There’s an article by Ned Batchelder from over 10 years ago, that I still think is relevant today:
If you have a chunk of code you don’t need any more, there’s one big reason to delete it for real rather than leaving it in a disabled state: to reduce noise and uncertainty. Some of the worst enemies a developer has are noise or uncertainty in his code, because they prevent him from working with it effectively in the future.
- A chunk of code in a disabled state just causes uncertainty. It puts questions in other developers’ minds:
- Why did the code used to be this way?
- Why is this new way better?
- Are we going to switch back to the old way?
- How will we decide?
You’ll always have a battle on your hands when you try to delete things. People don’t like doing it. It’s similar to trying to throw out physical things (something I also try to do). People just have a natural hoarding instinct. Maybe it dates back to our hunter-gatherer days. After we’ve spent days or months hunting wild bits of code and bringing them back to our cave, it can be difficult to bring ourselves to delete them.

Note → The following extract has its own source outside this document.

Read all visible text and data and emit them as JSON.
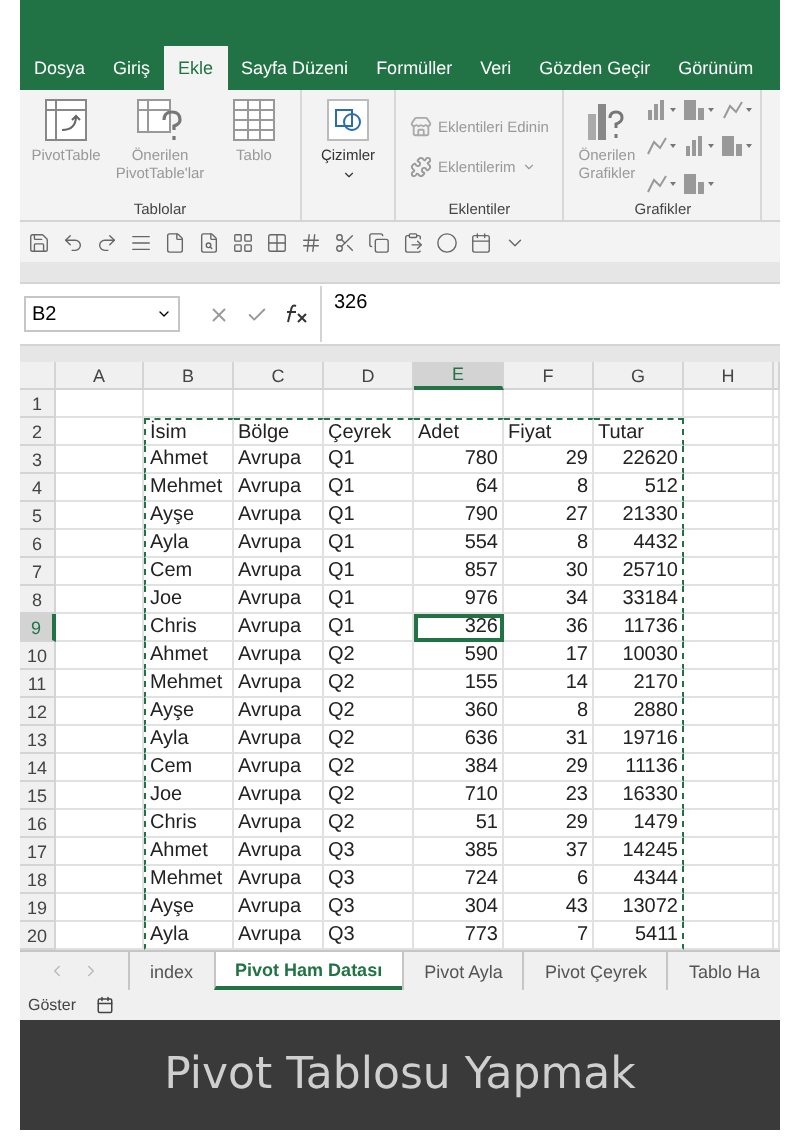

It’s because we remember the effort we put into writing the code the first time. But deleting code is part of writing code. It’s the same with writing prose. As EB White said, “writing is rewriting”. And coding is very similar. In particular I think of William Shrunk’s advice in The Elements of Style:
Omit needless words.
Vigorous writing is concise. A sentence should contain no unnecessary words, a paragraph no unnecessary sentences, for the same reason that a drawing should have no unnecessary lines and a machine no unnecessary parts. This requires not that the writer make all his sentences short, or that he avoid all detail and treat his subjects only in outline, but that every word tell.